Keeping on top of scams, fraud and cyber crime

With HMRC warning about new scams targeting personal data or money transfers, the government has unveiled a plan to tackle financial scams and frauds which have become increasingly difficult to spot. Following a recent serious ransom attack that targeted the payroll data of several major organisations, keeping up with alerts and taking care of your data is more important than ever.

One recent HMRC scam consists of text messages claiming that the recipient’s national insurance number has been used in a fraud. Others promise tax rebates. Tax credit claimants are being particularly targeted at the moment, with tens of thousands of fake websites purporting to give information about tax credits. HMRC has alerted claimants to be wary of scam communications that falsely appear to come from HMRC. Typical scams include:

• emails or texts claiming an individual’s details are not up to date and that they risk losing out on payments they are due;
• emails or texts claiming that a direct debit payment has not ‘gone through’;
• phone calls threatening arrest if people do not immediately pay fake tax owed;
• emails or texts offering spurious tax rebates or bogus grants or support.

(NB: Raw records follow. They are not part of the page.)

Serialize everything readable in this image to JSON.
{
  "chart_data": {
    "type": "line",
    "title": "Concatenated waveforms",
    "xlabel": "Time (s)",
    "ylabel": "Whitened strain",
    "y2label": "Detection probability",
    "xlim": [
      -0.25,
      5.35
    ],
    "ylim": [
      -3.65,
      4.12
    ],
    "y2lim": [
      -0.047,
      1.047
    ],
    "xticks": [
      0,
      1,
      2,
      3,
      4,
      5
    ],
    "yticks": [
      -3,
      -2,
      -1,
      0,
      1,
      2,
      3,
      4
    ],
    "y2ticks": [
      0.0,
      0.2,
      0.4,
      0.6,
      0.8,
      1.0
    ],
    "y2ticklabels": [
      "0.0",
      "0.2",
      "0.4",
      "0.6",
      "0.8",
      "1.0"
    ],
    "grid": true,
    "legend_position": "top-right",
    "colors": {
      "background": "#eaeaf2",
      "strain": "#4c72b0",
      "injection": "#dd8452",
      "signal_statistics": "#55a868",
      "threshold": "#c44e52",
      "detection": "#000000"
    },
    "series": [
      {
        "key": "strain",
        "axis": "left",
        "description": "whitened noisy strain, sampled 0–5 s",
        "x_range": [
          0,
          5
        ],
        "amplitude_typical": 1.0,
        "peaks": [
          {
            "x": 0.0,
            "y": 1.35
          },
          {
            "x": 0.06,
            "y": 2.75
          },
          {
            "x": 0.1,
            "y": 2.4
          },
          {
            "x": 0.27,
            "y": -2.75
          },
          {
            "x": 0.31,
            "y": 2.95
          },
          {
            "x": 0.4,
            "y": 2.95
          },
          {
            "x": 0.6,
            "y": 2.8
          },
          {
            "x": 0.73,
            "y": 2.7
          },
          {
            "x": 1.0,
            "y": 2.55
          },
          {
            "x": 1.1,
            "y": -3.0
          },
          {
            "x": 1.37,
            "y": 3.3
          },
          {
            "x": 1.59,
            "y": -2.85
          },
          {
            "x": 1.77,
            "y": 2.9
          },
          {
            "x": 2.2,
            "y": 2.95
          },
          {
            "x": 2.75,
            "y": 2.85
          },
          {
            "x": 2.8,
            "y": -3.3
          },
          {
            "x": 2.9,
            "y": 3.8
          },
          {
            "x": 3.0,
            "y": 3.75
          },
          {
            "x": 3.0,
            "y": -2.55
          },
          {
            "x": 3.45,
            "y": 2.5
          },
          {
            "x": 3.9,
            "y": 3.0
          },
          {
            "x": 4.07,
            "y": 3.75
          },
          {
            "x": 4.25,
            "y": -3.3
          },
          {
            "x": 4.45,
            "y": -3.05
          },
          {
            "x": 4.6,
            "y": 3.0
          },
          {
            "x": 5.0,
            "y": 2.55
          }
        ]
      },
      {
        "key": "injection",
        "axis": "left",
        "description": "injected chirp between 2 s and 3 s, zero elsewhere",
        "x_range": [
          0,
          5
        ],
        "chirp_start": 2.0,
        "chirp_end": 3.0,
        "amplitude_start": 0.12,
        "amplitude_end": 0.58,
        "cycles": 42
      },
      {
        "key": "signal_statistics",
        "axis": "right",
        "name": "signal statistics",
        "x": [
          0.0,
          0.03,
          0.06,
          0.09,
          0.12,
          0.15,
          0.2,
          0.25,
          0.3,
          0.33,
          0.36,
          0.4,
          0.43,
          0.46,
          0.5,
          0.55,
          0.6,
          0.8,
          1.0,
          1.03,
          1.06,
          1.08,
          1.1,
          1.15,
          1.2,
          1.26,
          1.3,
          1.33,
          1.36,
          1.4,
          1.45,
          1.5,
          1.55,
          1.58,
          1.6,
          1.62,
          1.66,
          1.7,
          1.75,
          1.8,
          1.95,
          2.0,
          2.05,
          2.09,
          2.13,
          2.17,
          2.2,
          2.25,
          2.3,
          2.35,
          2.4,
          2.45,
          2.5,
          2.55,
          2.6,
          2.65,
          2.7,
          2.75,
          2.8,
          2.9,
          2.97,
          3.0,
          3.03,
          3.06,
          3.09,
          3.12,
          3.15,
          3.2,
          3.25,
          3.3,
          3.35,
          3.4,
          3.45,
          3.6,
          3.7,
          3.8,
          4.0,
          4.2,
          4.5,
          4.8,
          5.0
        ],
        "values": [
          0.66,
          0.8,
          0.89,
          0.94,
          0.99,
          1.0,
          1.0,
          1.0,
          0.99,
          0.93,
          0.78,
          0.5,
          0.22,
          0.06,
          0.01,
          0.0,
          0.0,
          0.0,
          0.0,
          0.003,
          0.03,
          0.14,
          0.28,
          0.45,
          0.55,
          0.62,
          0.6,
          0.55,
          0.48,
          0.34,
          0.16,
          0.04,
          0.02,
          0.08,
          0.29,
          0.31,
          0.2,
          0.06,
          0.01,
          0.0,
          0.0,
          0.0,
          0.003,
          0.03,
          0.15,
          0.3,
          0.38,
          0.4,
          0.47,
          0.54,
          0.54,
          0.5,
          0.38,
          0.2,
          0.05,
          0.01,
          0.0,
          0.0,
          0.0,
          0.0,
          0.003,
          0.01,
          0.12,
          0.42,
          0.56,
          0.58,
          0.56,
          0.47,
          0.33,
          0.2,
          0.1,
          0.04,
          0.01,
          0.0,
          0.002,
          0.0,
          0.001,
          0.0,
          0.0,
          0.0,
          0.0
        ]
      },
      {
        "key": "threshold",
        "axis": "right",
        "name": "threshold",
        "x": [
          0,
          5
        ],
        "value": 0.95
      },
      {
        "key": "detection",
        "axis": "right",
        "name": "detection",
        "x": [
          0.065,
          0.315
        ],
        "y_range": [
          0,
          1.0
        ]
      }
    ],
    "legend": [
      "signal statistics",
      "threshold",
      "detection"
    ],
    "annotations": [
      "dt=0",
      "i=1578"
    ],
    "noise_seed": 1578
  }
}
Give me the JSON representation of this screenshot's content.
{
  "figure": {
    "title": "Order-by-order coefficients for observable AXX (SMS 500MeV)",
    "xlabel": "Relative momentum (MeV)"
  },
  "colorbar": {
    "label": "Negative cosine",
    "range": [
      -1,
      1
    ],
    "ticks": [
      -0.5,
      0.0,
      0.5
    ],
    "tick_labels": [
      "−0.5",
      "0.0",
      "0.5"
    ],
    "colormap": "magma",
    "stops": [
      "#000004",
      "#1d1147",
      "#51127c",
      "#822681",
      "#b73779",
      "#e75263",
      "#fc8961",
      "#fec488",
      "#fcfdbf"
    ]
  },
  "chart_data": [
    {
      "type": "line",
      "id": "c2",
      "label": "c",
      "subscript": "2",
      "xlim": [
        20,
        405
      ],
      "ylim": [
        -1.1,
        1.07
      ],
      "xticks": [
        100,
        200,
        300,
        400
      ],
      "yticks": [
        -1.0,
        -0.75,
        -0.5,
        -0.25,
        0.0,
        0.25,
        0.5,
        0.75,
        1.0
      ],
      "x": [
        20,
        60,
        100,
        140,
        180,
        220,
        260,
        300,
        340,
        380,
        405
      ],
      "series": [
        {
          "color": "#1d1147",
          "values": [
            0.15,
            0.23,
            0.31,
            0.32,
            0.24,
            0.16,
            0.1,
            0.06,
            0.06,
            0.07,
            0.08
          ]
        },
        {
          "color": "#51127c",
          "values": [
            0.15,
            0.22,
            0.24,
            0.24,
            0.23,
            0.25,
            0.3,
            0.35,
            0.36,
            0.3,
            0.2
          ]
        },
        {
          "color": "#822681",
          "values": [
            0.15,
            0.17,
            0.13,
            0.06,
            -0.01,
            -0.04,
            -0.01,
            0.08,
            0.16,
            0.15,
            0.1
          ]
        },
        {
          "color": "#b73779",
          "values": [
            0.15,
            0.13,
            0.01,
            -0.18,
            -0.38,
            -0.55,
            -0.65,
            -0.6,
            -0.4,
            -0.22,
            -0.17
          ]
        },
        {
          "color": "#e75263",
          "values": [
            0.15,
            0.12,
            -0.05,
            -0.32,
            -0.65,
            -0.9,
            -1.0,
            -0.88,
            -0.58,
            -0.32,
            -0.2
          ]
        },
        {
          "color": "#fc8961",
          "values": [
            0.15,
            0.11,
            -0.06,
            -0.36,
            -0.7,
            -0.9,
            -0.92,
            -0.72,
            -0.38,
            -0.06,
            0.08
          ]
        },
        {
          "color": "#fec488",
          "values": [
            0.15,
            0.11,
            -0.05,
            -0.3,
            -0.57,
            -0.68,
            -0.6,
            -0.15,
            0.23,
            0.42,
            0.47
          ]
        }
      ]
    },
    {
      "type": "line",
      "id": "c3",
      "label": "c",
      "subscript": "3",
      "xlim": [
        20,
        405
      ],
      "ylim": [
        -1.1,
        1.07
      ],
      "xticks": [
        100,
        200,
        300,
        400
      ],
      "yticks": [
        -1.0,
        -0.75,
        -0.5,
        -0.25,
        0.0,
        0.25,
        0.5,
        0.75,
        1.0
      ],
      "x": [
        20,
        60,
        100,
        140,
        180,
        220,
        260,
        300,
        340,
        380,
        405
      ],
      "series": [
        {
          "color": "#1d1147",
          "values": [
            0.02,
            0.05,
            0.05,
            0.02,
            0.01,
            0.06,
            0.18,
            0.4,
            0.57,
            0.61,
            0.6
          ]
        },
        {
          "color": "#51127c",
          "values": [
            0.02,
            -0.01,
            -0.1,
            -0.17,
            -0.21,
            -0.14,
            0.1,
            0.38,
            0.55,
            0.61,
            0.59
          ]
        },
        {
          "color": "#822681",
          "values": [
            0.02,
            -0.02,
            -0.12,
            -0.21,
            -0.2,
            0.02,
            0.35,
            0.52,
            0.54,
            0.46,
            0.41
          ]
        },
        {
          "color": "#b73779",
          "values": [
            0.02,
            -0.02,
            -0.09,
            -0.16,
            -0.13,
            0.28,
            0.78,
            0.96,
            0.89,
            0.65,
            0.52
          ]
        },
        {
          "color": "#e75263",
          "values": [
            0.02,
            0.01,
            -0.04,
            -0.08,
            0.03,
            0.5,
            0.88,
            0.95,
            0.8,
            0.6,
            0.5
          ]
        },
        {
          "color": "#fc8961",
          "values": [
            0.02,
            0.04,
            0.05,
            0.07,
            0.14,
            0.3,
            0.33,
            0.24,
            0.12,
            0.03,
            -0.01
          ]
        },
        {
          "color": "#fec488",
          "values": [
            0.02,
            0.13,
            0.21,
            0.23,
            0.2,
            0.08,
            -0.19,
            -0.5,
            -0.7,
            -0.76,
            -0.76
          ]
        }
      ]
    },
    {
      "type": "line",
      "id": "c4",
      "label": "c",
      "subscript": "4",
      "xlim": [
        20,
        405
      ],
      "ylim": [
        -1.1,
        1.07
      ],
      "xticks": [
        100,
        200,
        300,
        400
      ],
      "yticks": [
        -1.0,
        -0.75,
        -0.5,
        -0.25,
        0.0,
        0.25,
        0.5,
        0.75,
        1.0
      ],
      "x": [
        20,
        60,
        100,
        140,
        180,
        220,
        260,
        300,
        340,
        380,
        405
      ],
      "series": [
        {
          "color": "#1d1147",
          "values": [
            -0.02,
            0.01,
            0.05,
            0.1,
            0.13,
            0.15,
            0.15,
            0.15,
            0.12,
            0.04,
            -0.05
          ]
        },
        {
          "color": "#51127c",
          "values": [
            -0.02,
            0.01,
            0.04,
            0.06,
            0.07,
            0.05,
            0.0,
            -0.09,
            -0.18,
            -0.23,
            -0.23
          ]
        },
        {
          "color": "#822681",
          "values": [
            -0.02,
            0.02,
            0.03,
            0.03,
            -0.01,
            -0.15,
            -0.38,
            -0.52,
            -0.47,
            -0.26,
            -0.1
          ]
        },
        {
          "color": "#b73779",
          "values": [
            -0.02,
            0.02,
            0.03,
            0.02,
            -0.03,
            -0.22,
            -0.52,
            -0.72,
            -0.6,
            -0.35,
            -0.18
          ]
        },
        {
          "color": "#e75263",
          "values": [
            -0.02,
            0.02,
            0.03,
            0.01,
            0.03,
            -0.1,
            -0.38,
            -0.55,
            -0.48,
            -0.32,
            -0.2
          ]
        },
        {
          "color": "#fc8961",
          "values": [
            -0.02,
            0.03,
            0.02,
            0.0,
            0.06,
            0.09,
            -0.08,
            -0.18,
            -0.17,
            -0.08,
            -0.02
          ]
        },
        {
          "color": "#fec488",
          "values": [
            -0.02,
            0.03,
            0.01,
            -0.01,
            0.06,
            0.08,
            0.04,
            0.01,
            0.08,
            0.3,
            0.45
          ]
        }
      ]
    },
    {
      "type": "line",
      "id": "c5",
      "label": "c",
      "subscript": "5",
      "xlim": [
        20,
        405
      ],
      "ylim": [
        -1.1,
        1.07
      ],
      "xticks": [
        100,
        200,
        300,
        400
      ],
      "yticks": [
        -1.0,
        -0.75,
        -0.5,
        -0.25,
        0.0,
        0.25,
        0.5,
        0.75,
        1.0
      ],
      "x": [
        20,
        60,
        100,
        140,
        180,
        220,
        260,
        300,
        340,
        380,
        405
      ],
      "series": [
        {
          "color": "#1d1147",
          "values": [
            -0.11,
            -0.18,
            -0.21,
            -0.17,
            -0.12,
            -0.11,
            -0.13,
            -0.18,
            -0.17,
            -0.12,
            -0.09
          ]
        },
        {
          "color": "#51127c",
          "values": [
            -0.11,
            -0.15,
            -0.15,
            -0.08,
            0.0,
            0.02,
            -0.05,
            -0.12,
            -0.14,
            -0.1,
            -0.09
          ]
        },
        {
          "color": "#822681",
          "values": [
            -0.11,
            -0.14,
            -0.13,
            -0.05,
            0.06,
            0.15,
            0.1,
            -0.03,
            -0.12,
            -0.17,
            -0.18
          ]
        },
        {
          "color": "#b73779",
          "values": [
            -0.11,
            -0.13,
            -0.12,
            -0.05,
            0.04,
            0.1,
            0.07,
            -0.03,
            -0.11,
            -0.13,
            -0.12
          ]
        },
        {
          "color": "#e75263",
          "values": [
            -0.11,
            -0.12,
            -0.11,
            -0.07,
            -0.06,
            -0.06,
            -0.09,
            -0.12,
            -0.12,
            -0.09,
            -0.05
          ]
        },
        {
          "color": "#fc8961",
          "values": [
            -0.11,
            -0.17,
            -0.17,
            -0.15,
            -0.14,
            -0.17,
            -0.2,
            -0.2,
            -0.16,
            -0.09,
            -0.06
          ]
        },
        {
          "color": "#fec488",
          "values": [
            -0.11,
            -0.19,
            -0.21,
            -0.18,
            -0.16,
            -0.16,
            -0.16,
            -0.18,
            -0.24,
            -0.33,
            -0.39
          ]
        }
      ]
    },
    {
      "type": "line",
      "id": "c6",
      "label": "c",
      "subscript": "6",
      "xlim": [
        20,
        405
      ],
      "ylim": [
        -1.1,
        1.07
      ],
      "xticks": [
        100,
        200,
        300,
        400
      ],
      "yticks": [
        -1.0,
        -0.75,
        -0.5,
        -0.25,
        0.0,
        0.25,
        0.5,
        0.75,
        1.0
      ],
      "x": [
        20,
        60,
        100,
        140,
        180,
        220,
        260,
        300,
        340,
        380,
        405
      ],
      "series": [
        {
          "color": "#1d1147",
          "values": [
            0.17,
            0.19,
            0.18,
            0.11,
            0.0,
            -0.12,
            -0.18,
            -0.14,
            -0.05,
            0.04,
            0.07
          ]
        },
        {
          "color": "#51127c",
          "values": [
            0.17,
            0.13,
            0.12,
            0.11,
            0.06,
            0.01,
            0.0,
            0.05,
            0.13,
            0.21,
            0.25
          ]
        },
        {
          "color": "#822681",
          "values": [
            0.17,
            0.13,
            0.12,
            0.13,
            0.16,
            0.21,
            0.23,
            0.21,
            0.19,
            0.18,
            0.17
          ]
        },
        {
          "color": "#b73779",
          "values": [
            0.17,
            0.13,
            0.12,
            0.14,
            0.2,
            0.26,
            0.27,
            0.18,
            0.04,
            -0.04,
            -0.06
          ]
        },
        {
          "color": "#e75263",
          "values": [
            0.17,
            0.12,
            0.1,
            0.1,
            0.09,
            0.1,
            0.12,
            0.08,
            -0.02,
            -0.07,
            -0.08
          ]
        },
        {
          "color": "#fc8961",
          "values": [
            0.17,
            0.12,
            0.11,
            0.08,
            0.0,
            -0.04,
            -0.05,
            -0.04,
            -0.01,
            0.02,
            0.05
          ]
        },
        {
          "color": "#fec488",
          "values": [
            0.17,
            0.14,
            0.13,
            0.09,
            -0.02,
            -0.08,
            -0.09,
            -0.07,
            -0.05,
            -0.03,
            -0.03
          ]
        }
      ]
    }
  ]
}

Other criminals have stolen personal data of employees of several large companies through a cyber attack on third-party payroll and human resources software. The data lost includes national insurance numbers, dates of birth, home addresses and bank details. The attack highlights the difficulty any organisation has in ensuring that suppliers providing critical services are cyber secure. Companies that outsource their payroll or any other sensitive operations should encrypt any data being transferred, and apply password protection with the password provided separately.

Anti-fraud plans

The government has recently unveiled a strategy for tackling scam texts, emails, phone calls and adverts, which, it says, now make up 40% of all crime. Among the proposals are:

• A new National Fraud Squad (NFS), with over 400 specialist investigators, will pursue “the most sophisticated and harmful fraudsters” and fraud will be made a priority for the police.
• Cold calling on all financial products will be banned and criminals will be prevented from being able to send scam texts in bulk.
• It will be harder for fraudsters to ‘spoof’ UK phone numbers to make it look like they are calling from a legitimate business.
• Reporting scams will be made easier.

Companies that outsource their payroll or any other sensitive operations should encrypt any data being transferred, and apply password protection with the password provided separately.

However there is much that individuals and businesses can do to protect themselves against fraud. One way of spotting an email scam is to examine the sender’s email address. For example, genuine government emails will always come from a gov.uk email address. Messages from banks and other financial organisations will never request passwords and other personal information. Don’t follow links in emails or texts.

Working from home is another risk area. Ideally, to minimise leaks of sensitive data, staff working out of the office should only do so within office-based computer systems and, ideally, using corporate computers and phones, although this inevitably comes at a cost. Personal WhatsApp and email accounts should not be used for work, and vice versa. Passwords must be secure and changed regularly. Businesses should consider using professional help to review their ways of working.